I love her works, Spontaneous and intelligent abstraction, reminding me of Pollock and Sam Francis , but in her own style and highly original. The painting is not thought out but emerges from her hands when she paints.
Born in Vienna in 1940, Martha Jungwirth rose to distinction early in her artistic career: she received the Monsignor-Otto-Mauer Prize in 1961, followed by a volley of awards such as the Theodor Körner Prize (1964) and the Joan Miró Prize, Barcelona (1966). Jungwirth’s characteristic painting style is widely regarded as one of the most innovative of the 1980s Neue Wilde painters in Austria, oscillating between the gesturally abstract and formal composition.
After completing her studies at the Academy of Applied Art Vienna in 1963, Jungwirth went on to become the only woman in the artists’ group Wirklichkeiten (Realities), among five male colleagues; it was brought together in 1968 by Otto Breicha, later director of Salzburg’s Rupertinum, as an improvised group for an exhibition at the Vienna Secession. Jungwirth was identified in a review by art historian and museum director Alfred Schmeller with this: “The first crocodile is a female crocodile.” Jungwirth would marry Schmeller a year later, and this union has long been perceived by many as one that made the art world hesitant to embrace Jungwirth.

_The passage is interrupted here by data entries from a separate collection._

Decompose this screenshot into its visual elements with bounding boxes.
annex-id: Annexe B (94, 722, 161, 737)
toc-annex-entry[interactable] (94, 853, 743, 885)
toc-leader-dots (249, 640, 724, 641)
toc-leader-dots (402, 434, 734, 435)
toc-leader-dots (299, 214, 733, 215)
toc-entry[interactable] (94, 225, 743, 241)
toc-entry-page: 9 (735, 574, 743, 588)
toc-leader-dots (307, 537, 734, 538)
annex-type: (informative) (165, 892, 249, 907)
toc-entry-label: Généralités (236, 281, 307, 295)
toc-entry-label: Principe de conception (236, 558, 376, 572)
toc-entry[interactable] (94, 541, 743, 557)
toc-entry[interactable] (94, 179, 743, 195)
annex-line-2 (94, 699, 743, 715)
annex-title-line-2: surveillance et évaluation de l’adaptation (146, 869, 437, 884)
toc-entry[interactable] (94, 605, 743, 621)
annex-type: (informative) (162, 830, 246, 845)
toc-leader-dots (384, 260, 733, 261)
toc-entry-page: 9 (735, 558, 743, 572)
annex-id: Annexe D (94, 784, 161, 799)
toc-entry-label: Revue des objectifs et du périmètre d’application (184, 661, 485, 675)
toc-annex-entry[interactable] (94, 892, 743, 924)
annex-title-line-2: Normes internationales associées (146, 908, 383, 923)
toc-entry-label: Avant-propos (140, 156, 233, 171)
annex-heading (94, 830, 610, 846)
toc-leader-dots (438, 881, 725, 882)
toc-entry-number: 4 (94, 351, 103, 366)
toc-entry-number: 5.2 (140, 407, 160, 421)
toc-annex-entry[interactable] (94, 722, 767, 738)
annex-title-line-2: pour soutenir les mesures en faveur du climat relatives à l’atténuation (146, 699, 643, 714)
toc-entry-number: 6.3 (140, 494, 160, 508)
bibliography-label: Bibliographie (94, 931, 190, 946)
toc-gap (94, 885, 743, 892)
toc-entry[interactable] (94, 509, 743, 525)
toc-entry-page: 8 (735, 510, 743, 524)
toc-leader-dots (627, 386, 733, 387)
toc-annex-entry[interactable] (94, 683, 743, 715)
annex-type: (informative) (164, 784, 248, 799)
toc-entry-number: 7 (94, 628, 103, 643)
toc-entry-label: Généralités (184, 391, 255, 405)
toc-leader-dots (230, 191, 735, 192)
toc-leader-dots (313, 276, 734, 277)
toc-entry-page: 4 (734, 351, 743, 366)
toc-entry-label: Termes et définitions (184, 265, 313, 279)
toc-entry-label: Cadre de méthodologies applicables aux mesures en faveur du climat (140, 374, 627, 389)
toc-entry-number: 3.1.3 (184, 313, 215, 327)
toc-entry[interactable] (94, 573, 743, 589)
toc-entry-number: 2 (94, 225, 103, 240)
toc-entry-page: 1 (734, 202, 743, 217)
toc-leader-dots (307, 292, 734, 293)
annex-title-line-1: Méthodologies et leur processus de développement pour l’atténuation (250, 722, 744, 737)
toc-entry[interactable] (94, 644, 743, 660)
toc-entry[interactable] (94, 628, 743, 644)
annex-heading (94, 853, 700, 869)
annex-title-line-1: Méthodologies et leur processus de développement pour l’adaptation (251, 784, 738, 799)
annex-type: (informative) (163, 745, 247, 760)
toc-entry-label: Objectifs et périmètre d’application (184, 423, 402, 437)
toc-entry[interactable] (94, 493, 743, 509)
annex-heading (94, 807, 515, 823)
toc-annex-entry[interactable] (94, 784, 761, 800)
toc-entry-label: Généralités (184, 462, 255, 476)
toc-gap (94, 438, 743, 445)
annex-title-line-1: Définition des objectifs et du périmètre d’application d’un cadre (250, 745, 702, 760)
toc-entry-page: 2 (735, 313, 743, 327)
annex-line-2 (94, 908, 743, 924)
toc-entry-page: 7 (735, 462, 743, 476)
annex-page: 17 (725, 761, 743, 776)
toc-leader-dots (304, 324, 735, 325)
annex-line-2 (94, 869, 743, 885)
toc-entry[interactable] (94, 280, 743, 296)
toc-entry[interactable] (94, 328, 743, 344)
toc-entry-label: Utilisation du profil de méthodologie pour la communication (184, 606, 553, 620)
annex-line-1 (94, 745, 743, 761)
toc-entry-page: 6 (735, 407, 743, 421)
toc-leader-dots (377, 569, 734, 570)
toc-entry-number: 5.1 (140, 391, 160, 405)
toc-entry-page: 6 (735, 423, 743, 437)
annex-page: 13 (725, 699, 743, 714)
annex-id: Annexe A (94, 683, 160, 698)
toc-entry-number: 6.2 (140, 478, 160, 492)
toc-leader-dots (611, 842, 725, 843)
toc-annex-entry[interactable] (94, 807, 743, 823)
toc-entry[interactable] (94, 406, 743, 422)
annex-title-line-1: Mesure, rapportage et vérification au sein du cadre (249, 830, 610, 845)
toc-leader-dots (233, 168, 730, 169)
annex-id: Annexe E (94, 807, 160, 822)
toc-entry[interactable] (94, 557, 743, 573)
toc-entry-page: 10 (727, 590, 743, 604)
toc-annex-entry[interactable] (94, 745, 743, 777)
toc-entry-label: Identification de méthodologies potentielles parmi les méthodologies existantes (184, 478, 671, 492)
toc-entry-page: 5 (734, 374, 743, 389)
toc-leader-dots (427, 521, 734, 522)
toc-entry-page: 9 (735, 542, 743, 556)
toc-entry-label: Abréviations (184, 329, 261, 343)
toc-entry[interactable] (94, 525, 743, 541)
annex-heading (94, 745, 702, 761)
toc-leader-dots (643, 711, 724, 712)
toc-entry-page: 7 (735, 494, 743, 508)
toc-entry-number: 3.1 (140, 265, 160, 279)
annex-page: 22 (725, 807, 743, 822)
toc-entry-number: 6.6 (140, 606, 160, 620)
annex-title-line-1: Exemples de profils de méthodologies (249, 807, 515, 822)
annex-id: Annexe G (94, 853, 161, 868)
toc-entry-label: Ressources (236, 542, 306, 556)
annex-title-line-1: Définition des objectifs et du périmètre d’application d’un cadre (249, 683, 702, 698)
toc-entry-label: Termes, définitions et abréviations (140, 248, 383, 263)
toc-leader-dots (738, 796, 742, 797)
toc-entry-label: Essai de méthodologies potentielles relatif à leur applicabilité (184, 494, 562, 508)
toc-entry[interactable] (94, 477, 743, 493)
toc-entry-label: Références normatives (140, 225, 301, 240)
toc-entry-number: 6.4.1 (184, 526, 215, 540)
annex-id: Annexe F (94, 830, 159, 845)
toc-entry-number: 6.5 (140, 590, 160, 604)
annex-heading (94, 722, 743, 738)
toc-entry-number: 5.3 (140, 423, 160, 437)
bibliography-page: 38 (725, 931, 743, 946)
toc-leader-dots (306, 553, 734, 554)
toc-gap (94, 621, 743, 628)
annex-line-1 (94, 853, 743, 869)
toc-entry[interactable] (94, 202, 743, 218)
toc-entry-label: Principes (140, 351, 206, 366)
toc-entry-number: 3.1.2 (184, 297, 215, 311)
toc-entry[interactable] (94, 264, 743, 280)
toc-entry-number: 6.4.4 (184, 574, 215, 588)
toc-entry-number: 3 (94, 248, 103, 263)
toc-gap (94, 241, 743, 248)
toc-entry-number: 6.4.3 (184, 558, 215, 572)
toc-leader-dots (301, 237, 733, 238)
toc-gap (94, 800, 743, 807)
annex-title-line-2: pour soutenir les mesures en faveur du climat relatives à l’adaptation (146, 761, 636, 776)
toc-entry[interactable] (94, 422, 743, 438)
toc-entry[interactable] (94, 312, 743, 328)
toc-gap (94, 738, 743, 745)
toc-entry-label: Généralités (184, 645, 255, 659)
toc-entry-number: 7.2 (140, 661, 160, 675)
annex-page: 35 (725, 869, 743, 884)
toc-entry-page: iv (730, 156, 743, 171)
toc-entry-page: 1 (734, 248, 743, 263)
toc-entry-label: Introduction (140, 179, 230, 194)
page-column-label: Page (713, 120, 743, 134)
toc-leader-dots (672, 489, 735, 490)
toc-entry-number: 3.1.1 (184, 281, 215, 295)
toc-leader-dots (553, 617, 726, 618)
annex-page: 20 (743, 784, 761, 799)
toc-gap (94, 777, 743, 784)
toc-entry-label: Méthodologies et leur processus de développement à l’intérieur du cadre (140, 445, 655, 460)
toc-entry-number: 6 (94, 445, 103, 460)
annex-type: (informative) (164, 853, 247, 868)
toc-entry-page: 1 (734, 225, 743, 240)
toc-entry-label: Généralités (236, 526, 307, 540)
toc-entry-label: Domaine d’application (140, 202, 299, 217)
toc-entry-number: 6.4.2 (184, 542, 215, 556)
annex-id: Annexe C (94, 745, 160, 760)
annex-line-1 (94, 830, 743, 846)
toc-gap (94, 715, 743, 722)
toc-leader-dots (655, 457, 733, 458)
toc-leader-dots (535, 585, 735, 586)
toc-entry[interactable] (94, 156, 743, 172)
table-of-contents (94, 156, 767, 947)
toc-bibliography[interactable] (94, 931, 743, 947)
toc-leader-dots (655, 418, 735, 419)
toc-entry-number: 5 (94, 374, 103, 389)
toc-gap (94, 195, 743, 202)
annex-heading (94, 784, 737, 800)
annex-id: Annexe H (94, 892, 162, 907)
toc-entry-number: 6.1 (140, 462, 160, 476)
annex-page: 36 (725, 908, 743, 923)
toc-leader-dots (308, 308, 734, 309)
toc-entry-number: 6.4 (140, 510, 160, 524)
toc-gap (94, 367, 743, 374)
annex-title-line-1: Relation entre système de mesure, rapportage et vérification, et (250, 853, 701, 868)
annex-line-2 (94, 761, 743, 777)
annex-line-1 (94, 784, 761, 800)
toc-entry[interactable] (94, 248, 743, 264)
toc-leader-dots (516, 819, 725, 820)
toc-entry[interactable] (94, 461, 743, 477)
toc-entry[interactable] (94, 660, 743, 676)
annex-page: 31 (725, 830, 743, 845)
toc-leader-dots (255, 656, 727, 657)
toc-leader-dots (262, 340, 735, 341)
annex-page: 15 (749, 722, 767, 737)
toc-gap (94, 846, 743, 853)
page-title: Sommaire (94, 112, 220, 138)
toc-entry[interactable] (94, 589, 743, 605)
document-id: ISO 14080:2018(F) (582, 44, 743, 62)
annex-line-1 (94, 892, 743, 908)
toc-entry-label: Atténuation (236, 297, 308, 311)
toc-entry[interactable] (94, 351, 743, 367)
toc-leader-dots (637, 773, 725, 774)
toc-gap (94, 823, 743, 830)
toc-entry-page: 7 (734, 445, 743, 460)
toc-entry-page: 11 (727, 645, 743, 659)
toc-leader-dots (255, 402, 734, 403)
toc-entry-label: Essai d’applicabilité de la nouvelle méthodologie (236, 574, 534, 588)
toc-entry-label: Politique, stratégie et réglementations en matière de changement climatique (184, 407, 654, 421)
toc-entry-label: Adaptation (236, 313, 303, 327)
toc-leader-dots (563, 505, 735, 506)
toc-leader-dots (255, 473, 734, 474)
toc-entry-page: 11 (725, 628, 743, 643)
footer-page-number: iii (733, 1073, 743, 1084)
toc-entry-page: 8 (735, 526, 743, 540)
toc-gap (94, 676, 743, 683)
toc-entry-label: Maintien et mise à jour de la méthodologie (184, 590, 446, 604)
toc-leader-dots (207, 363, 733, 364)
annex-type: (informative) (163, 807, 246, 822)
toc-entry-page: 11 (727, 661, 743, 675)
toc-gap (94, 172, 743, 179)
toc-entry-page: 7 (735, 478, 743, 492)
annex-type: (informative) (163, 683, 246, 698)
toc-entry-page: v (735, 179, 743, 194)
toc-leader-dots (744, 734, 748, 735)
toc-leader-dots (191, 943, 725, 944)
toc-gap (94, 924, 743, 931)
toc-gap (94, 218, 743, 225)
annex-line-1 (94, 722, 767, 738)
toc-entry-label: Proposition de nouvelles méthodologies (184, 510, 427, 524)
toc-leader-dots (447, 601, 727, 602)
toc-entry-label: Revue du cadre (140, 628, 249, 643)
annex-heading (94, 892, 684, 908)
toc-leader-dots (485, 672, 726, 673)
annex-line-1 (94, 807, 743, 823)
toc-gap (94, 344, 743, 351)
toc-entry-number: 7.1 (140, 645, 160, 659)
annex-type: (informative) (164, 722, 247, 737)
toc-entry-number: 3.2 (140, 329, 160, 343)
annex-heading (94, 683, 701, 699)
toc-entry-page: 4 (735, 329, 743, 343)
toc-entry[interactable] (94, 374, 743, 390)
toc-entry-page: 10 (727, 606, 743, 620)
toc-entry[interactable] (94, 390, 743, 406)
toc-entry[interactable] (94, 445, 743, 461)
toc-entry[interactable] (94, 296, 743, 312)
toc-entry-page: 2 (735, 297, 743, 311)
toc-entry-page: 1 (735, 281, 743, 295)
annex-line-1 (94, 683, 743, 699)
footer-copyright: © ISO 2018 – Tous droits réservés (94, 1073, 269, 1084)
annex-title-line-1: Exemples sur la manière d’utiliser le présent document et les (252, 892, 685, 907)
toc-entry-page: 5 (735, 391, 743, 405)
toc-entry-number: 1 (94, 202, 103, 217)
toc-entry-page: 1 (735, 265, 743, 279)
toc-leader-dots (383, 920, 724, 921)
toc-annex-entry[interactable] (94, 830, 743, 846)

Despite this hesitation, Jungwirth pursued her practice with a fervor, working with an intuitive and explosive spontaneity. With a deliberative understanding of aesthetic principles, she creates subtle color symphonies with dabs and washes of paint. Receding and advancing, this layering of oil paints and watercolors on packing paper and cardboard, which embodies her dynamic working

style with a fragility made visible by delicate marks and occasional drips.